James’s insights into the complexity of human relationships arise from his encounters as a gay man. Some of the essays are deeply philosophical, while others display James’s wit and sense of the absurd. They are very relatable, and readers will be able to see themselves in the experiences he recalls.
James’s writing career began in San Francisco, where he had a day job working in the San Francisco Ballet’s ticket office while he wrote freelance for magazines. Then, when a seasonal layoff occurred at the ballet, he started writing fiction.
“That was my first foray into writing seriously and writing a novel,” he says. “I fell in love with comedic fiction.” He was inspired by James Thurber and Dorothy Parker. “I applied to the Iowa Writers’ Workshop, and they offered me a spot, so I moved across the country and spent two years there. It was a turning point for me.”

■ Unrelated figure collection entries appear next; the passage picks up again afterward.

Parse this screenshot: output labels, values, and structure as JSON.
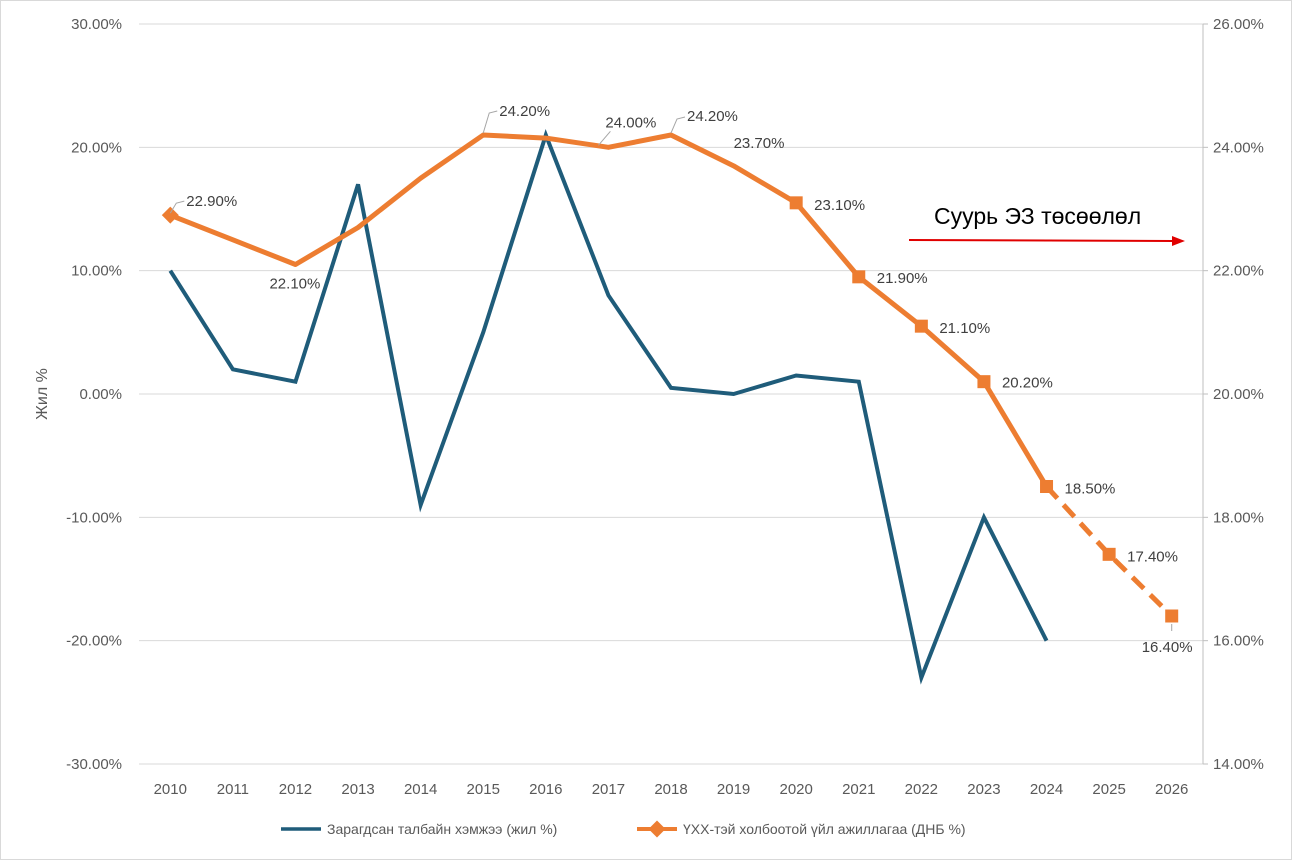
{
  "chart_data": {
    "type": "line",
    "title": "",
    "ylabel": "Жил %",
    "ylim": [
      -30,
      30
    ],
    "y2lim": [
      14,
      26
    ],
    "yticks": [
      "30.00%",
      "20.00%",
      "10.00%",
      "0.00%",
      "-10.00%",
      "-20.00%",
      "-30.00%"
    ],
    "y2ticks": [
      "26.00%",
      "24.00%",
      "22.00%",
      "20.00%",
      "18.00%",
      "16.00%",
      "14.00%"
    ],
    "categories": [
      "2010",
      "2011",
      "2012",
      "2013",
      "2014",
      "2015",
      "2016",
      "2017",
      "2018",
      "2019",
      "2020",
      "2021",
      "2022",
      "2023",
      "2024",
      "2025",
      "2026"
    ],
    "series": [
      {
        "name": "Зарагдсан талбайн хэмжээ (жил %)",
        "axis": "left",
        "color": "#1f5c7a",
        "values": [
          10,
          2,
          1,
          17,
          -9,
          5,
          21,
          8,
          0.5,
          0,
          1.5,
          1,
          -23,
          -10,
          -20,
          null,
          null
        ]
      },
      {
        "name": "ҮХХ-тэй холбоотой үйл ажиллагаа (ДНБ %)",
        "axis": "right",
        "color": "#ed7d31",
        "values": [
          22.9,
          22.5,
          22.1,
          22.7,
          23.5,
          24.2,
          24.15,
          24.0,
          24.2,
          23.7,
          23.1,
          21.9,
          21.1,
          20.2,
          18.5,
          17.4,
          16.4
        ],
        "labels": [
          "22.90%",
          null,
          "22.10%",
          null,
          null,
          "24.20%",
          null,
          "24.00%",
          "24.20%",
          "23.70%",
          "23.10%",
          "21.90%",
          "21.10%",
          "20.20%",
          "18.50%",
          "17.40%",
          "16.40%"
        ],
        "forecast_from": "2024"
      }
    ],
    "annotation": {
      "text": "Суурь ЭЗ төсөөлөл",
      "arrow_color": "#e00000"
    }
  }
}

From there, James was offered fellowships at Yaddo and the Carson McCullers Center, and at the latter he began to write personal essays. “The primary gift of these residencies is the ample time, half free from the expectations of the world,” James says. “And the unexpected gift is to reciprocate the favor, relaxing one’s expectation of the world in turn.”

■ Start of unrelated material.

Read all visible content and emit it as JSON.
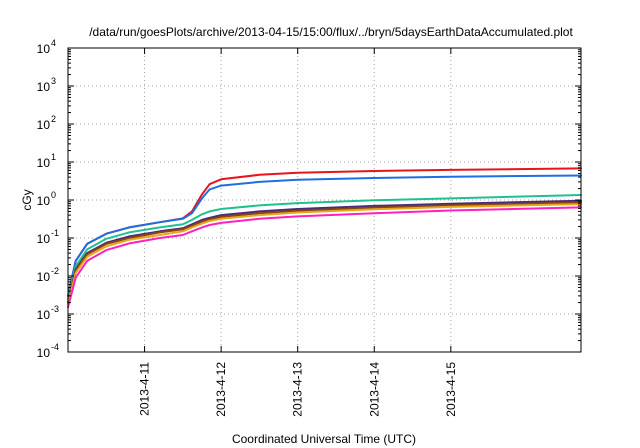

The fellowships also enabled James to travel. His trips became the fodder for many of the essays in I’ve Been Wrong Before. “They were written over a period of seven years, at a time in my life when I was changing, moving, having a lot of new relationships and growing into my 30s,” he says. “At some point, I sat down with these essays and read them end to end, and I could see recurring themes running through them — ghosts, haunting, or romantic relationships, and how you establish intimacy with someone.”
The theme of ghosts comes partly from James’s mother, who is an active telephone psychic and believes that James was Lord Byron in another life.
One of the essays is about James’s adventures in Barcelona, where he is mistaken for a male prostitute. The story revolves around the conflict he was experiencing between staying in Spain and searching for his independence or returning to the States to finish school. “I don’t say that I regret returning home, but I look back and wonder what might have been,” James says. “It was a surprising and illuminating essay for me to write.”
In another essay, he writes of riding a mountain bike in Southeast Asia and falling in love with his riding partner. It captures the emotions of being drawn into someone’s orbit, though nothing comes to fruition. “It was profound and powerful for me how we can have that experience with people who we are close to or just passing by,” he says.
James grew up on Bainbridge Island, across Puget Sound from Seattle, a place that Provincetown reminds him of, in that they have the same robust feel of nature, art, and sexuality. In his essay on Provincetown in I’ve Been Wrong Before, James explains that he became curious about the gay haven at the end of Cape Cod when he moved to New York City.
“I had very little experience with the East Coast and I wanted to see many of the places that were interesting and places of gay note,” James says. “Around that time, I saw that Bear Week was happening. Part of it was happenstance and part of it was the allure of the bears. I found the town to be very festive and freewheeling and had a sense of wonderful. I felt really comfortable in a place where there was so much gayness. I found it to be a very special experience.”
James still lives in New York and teaches creative writing at the Pierrepont School in Westport, Conn. After the success of his farcical first novel, Cheer Up, Mr. Widdicombe, published by Simon & Schuster last year, he’s working on a new book of comedic fiction.